Freddie Fawcett and Alex Madden created the wellbeing policy so that students were more aware of the signs of someone suffering from a mental health issue.
‘We feel that the work we have been doing on the policy has facilitated an openness towards mental wellbeing,’ says Freddie. ‘We’re also planning on introducing mental health first aid training next year for staff and students.’
The policy will play an important pastoral role at the school and includes a guide on spotting the early signs of anxiety, depression and eating disorders. It aims to help pupils understand and empathise with those who might need help and encourages them to take part in some of Ampleforth’s 50 extra-curricular activities, including meditation and prayer sessions. Counselling will also be provided where appropriate for pupils who find it helpful to talk about their problems.
‘In preparation for writing the wellbeing policy, Freddie and I visited each of the ten houses at the college,’ Alex explains. ‘We took on board the students’ concerns and discussed various coping mechanisms. The policy we have put together provides guidance for students and staff alike and will be a key part of our induction programme in the future.’
Deirdre Rowe, associate headteacher, says the policy ‘demonstrates how committed pupils are to supporting their fellow students and putting the welfare and happiness of others at the forefront.’
Ampleforth’s wellbeing tips
Firstly, try your best to understand your friend’s situation in a time and place where you are less likely to be disturbed by others. Find somewhere where the person is going to feel safe and relaxed.
Keep as calm as you can in a situation where you are listening to someone else’s issues. Your friend’s sense of urgency is not necessarily your own. Be patient and offer gentle encouragement at a pace that your friend finds most comfortable.
Assess the situation
Work out whether this is a situation you can cope with on your own, or if you need external help from staff or a counsellor. Sometimes, despite trying hard to help someone on your own, the situation requires additional input. Discuss this option with your friend. You need to encourage them to take stock of their situation, while also giving them as much control as possible. You may wish to offer to go with the friend in difficulty to a member of staff.
When responding to an individual that you think may be suffering from emotional health and wellbeing issues, it’s useful to remember the ALGEE mnemonic.
- Assess the risk
- Give reassurance where possible
- Encourage: if appropriate encourage self-help
- External: It may be that your friend needs external help, and cannot solve their problems on their own.

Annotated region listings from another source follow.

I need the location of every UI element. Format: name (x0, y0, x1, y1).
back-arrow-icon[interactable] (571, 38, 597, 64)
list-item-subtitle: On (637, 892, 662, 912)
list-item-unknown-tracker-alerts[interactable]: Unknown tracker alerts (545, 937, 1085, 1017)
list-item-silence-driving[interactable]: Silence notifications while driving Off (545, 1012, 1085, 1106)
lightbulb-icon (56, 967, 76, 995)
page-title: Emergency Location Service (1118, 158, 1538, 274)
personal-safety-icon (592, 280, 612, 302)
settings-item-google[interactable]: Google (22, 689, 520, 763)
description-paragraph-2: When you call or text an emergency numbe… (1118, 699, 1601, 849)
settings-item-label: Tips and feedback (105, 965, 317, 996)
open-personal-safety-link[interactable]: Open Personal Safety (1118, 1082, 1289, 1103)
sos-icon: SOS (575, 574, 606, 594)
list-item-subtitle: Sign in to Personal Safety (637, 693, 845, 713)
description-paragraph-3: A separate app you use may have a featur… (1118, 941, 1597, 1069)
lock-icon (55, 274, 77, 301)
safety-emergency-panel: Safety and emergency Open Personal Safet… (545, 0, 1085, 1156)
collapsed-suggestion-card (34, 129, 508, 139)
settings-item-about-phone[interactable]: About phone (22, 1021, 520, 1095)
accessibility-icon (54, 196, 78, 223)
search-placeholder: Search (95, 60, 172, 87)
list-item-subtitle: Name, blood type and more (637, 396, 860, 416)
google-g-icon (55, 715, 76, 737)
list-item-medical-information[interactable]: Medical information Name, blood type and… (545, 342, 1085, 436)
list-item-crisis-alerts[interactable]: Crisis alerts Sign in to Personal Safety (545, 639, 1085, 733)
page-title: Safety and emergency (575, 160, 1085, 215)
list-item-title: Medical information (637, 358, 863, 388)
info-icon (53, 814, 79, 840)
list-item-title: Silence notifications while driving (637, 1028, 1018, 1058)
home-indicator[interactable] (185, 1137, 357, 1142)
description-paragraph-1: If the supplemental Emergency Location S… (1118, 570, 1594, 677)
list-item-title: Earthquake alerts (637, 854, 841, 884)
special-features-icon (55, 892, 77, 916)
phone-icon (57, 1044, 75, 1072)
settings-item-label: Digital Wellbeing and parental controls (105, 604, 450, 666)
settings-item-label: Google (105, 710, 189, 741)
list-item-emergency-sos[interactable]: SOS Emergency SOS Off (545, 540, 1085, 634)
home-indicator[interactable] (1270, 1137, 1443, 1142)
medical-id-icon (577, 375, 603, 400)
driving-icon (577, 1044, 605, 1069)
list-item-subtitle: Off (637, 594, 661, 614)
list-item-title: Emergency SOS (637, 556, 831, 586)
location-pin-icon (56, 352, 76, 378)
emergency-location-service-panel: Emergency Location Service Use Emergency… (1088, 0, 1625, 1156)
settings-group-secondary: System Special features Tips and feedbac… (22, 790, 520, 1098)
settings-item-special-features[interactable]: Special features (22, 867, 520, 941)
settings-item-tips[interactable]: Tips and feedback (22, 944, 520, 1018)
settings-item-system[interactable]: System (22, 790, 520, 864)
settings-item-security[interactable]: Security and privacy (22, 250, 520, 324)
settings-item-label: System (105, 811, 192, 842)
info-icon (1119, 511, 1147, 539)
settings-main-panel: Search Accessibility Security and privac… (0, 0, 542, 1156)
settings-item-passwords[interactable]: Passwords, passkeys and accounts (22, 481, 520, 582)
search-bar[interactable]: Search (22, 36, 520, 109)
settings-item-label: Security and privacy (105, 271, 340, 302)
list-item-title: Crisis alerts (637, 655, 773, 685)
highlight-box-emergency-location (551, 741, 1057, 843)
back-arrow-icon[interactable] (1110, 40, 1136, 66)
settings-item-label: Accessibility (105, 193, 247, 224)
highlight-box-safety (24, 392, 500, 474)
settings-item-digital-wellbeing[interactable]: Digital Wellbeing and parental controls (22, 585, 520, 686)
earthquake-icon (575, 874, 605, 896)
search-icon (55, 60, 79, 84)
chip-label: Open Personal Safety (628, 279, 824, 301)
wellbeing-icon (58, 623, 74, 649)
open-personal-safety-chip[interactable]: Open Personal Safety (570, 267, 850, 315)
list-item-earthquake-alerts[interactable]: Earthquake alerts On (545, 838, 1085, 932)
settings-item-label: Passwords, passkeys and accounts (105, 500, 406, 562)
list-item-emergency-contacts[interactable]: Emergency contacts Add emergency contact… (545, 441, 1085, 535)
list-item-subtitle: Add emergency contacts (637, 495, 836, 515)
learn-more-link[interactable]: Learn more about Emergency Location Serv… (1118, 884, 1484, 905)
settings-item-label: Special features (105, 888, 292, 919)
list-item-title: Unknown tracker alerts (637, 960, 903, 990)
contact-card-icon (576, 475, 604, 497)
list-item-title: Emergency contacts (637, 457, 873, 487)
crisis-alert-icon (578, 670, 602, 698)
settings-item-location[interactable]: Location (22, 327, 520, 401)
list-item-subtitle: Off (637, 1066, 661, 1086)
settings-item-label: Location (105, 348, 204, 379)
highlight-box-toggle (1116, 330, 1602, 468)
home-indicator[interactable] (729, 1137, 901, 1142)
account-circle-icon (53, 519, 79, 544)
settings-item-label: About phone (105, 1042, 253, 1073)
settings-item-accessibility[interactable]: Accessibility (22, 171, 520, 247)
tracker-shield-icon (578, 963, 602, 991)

Often you will need to be mindful about how much time you give to providing support to a friend. It’s also important to be aware of your own school priorities so try to be realistic about these factors. Saying ‘I’m aware we’ve got 15 minutes’ is better than pretending to give them an hour when you don’t have that time. This kind of honesty at the start of a discussion will be reassuring to your friend. He or she will realise you are in control while taking care of yourself, and not getting overwhelmed yourself.
Look after yourself
To help others you must remember to look after yourself. Making sure to maintain a balance with your own friends, interests, and studies. Time out is fine. You may well have mixed feelings about your friend in crisis, and quite understandably this can lead to feelings of frustration, anger or helplessness. In these situations give time to your own needs. Remember: you can always ask for help when dealing with a friend with mental health issues and should consider support if you think it would help to clear your mind. Often, students can undergo transference when the feelings of the ‘sufferer’ is transferred to people caring for them.